If one of Lucia’s friends is in Purgatory until the end of time – who can’t possibly have sinned on a par with Luther, who not only sinned but told others to sin (e.g. Philip of Hesse) and “Let Your Sins be Strong,” (letter to Melanchthon), and whose pernicious doctrines of Sole Fide and Sola Scriptura are still held by millions to this day – surely we can expect no less for the “Great Deformer” – uh, I mean Reformer.:stuck_out_tongue:

Charity is in the eyes of the beholder.

My criticism of Luther is not of him personally but of what he did to the Church founded by Christ – intentionally, deliberately, with malice aforethought.

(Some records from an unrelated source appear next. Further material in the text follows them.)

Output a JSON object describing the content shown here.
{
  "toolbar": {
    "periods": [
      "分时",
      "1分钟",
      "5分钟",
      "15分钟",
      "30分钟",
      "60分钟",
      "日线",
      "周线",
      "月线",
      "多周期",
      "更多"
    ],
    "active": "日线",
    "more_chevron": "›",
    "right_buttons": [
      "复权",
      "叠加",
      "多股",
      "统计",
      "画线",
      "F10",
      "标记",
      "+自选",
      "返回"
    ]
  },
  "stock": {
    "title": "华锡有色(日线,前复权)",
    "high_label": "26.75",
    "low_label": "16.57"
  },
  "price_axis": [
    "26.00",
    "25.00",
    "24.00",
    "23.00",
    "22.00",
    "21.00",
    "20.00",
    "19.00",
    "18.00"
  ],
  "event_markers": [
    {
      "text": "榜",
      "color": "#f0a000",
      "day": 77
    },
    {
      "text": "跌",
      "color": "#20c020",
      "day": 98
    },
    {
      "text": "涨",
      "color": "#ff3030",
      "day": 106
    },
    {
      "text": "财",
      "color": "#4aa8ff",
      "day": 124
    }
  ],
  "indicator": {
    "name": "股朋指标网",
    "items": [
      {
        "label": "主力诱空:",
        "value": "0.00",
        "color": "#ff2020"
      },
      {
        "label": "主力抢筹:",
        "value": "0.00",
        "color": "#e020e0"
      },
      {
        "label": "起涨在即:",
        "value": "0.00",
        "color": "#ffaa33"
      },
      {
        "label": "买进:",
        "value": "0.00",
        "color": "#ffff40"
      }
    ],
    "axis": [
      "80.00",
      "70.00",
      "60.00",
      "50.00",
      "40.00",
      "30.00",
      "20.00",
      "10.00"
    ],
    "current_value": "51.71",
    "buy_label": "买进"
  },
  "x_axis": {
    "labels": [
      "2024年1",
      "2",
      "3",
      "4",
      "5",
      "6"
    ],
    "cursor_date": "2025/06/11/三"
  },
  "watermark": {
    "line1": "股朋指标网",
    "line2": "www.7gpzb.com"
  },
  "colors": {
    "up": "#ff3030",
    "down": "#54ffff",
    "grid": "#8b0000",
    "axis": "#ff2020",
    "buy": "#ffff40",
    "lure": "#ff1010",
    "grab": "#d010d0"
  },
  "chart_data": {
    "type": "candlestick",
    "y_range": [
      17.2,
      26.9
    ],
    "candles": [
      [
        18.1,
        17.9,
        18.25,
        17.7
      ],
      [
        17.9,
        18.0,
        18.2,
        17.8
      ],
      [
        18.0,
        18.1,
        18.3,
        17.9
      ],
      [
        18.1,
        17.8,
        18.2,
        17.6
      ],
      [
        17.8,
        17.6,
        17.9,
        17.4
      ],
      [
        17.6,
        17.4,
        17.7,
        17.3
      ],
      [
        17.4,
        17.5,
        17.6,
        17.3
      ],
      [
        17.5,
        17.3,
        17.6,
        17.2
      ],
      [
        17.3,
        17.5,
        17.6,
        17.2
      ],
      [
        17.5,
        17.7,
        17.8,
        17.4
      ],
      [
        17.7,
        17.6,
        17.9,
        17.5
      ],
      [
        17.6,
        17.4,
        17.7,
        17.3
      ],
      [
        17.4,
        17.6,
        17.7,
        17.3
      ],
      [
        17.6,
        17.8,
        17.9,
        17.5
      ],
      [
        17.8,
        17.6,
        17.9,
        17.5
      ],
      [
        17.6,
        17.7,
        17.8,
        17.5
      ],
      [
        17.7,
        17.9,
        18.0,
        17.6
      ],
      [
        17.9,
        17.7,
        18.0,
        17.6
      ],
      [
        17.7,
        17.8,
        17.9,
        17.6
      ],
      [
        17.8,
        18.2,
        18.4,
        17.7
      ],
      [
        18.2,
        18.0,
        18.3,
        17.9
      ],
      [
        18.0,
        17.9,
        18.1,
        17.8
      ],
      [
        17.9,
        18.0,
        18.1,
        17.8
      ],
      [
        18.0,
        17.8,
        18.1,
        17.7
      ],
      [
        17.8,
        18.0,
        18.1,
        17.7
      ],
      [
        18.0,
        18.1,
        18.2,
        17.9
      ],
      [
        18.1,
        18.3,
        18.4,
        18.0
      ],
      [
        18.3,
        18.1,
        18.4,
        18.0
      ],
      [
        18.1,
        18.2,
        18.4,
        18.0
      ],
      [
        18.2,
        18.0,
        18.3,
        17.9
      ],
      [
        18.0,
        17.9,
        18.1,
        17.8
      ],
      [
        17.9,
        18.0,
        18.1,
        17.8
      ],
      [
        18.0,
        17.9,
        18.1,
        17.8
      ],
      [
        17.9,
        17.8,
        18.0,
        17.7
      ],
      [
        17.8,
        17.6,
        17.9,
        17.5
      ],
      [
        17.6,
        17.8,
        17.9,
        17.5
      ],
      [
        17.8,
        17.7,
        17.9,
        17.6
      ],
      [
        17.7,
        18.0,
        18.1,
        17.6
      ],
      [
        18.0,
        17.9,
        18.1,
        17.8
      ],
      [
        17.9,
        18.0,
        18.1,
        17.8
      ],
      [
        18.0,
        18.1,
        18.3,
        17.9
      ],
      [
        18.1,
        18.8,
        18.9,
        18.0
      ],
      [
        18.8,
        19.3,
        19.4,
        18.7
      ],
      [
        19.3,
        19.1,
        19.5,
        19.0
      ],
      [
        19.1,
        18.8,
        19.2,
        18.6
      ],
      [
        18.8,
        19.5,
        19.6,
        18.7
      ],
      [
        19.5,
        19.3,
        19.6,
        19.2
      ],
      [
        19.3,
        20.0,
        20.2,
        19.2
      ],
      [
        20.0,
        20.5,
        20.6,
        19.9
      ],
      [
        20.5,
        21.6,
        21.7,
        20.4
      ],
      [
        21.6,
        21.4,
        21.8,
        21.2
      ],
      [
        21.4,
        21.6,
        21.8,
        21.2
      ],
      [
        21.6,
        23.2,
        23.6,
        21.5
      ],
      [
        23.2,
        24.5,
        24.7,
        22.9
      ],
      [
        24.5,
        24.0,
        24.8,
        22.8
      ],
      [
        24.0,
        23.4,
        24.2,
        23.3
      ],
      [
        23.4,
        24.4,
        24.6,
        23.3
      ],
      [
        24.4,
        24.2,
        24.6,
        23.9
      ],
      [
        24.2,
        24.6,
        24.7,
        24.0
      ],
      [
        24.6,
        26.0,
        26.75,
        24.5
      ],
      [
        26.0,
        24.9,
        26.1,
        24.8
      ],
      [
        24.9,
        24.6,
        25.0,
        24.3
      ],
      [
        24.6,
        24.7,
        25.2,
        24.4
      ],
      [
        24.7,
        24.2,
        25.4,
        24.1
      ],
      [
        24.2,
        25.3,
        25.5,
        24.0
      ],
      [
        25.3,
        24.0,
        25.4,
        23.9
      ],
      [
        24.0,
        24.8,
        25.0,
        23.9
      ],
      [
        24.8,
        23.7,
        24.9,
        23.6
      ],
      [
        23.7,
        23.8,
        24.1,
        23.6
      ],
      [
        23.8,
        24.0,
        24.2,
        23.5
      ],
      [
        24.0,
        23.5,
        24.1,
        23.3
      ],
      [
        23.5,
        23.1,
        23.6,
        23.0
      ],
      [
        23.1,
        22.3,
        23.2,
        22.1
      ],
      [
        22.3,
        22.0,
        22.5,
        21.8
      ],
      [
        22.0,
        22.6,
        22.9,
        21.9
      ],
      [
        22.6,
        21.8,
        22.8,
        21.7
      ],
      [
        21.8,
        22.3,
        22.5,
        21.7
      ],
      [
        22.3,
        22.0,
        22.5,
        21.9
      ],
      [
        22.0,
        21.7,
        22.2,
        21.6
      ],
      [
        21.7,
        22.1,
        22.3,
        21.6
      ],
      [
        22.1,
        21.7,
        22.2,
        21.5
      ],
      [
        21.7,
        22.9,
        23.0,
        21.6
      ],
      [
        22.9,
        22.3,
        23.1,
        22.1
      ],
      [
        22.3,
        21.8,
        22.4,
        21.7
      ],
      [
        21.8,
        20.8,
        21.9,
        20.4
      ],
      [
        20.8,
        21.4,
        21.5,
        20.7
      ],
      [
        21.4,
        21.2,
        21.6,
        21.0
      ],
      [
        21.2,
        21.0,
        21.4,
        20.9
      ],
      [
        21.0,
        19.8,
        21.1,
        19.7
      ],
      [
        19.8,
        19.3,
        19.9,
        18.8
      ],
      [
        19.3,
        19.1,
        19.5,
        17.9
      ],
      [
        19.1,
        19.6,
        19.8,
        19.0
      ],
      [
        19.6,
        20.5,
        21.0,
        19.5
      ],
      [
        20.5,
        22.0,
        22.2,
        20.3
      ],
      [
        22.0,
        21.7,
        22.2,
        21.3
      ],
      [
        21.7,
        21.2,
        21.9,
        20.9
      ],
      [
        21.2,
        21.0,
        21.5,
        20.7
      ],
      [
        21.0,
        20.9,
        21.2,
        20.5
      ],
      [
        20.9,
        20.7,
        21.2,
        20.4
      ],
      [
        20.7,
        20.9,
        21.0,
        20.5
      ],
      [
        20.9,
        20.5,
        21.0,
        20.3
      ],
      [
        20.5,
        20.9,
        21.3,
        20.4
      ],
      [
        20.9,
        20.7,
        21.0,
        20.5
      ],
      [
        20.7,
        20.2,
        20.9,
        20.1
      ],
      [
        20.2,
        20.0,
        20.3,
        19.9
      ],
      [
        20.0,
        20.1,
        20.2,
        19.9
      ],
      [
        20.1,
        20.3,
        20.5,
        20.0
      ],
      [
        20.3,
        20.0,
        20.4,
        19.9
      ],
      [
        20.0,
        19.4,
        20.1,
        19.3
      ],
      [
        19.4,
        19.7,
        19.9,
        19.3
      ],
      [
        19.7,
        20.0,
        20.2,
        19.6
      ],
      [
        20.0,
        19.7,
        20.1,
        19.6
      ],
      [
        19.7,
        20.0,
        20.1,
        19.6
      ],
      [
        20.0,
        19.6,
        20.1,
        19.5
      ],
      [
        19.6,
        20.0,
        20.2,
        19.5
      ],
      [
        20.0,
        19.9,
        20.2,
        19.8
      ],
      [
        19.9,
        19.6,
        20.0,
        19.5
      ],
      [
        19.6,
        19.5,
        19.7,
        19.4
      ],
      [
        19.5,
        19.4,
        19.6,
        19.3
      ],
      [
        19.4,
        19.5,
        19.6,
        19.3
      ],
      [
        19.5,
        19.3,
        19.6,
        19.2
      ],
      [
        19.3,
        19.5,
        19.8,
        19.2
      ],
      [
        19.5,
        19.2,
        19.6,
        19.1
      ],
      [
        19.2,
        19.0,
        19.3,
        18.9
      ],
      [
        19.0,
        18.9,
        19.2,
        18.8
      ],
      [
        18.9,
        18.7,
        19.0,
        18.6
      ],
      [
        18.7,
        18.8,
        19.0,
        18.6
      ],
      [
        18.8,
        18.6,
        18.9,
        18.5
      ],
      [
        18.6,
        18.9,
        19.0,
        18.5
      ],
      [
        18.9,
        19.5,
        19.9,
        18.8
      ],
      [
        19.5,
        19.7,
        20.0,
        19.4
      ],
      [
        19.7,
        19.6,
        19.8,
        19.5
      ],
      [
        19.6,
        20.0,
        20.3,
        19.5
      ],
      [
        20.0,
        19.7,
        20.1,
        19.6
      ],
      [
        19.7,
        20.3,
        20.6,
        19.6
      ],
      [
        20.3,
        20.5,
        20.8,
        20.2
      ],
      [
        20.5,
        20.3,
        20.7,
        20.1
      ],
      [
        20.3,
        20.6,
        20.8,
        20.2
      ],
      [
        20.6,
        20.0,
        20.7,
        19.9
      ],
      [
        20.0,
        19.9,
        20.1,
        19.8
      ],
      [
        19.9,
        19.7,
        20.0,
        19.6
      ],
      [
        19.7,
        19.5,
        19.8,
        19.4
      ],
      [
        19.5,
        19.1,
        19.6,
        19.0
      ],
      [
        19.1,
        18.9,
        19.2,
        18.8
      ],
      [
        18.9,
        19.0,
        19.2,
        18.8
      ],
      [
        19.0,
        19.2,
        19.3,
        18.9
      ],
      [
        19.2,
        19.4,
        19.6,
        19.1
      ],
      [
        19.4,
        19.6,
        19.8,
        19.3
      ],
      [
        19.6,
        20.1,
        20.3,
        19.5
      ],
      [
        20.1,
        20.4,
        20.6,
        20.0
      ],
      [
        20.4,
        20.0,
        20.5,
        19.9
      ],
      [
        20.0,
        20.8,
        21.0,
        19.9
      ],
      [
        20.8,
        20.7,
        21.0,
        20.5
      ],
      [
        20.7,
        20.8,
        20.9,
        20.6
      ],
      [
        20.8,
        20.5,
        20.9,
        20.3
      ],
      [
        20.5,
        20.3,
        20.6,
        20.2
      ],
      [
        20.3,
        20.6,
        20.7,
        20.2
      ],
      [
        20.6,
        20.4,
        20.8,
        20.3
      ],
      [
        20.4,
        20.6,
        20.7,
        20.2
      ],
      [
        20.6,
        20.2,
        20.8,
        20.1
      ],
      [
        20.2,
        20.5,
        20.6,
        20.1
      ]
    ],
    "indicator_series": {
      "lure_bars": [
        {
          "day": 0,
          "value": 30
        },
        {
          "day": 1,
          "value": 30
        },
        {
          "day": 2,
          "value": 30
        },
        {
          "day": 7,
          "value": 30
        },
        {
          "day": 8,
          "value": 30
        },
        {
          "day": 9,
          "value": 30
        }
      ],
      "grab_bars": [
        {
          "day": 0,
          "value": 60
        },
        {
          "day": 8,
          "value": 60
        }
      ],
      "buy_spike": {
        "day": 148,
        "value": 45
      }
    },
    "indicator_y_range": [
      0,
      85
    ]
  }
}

In Purgatory, he’ll likely meet others who have harmed the Church, like Alexander VI and other bad Popes.

JMJ Jay
Lucia asked if she would go to Heaven and the Lady told her that she would. She said, however, that Francisco would have to say many rosaries. Lucia asked about two of her friends who had just died. The Lady told her that one of them was in heaven, but that the other was in purgatory until the world’s end. The Lady then asked of the them:


#19

[quote=oat soda]true, but if it wasn’t luther, someone else would have caused the reformation. wyclife and huss were protestant before luther. there was a lot of nationalistic feelings then which wanted to distance northern european countries from rome. the church was so corrupt that the priests in rome cursed during the mass and said blasphemous things like “bread it is and bread it remains”. don’t forget about the western schism when there were anti-popes in france. the church had was in poor shape (though there were some great saints like St. Teresa of avila and st. John of the cross… etc). luther pointed out legitimate errors although he did cross that line when he claimed the bible his sole authority. i think luther may have had good intentions intially, but he went crazy or was possesed towards the end of his life.
[/quote]

No doubt the Church need to be reformed – but Luther wasn’t a reformer, he was a destroyer. The Church reformed herself with the help of such saints as Francis of Assisi. I agree that Luther either went crazy or was possessed – but he and his ambitions fell into the hands of the German princes. His craziness is not an opinion shared by Protestants – he continues to be lionized as the Great Reformer who returned Christianity to “biblical purity” by standing up to the powerful, evil Church. Never mind that he desecrated the Bible.

JMJ Jay


#20

In nomine Jesu I offer you all peace,

Okay I’m going to be revealing my protestant roots here so don’t freak out on me but I’ve read a lot of Martin Luther’s works and I think if he would have seen how the Reformation spun out of control I think he would be very upset. Clearly the Church needed reform, I don’t think anyone in the modern day would deny that but we also need to understand the political factions at work that distorted a lot of the desires of Martin Luther and others who wished to reform the Church.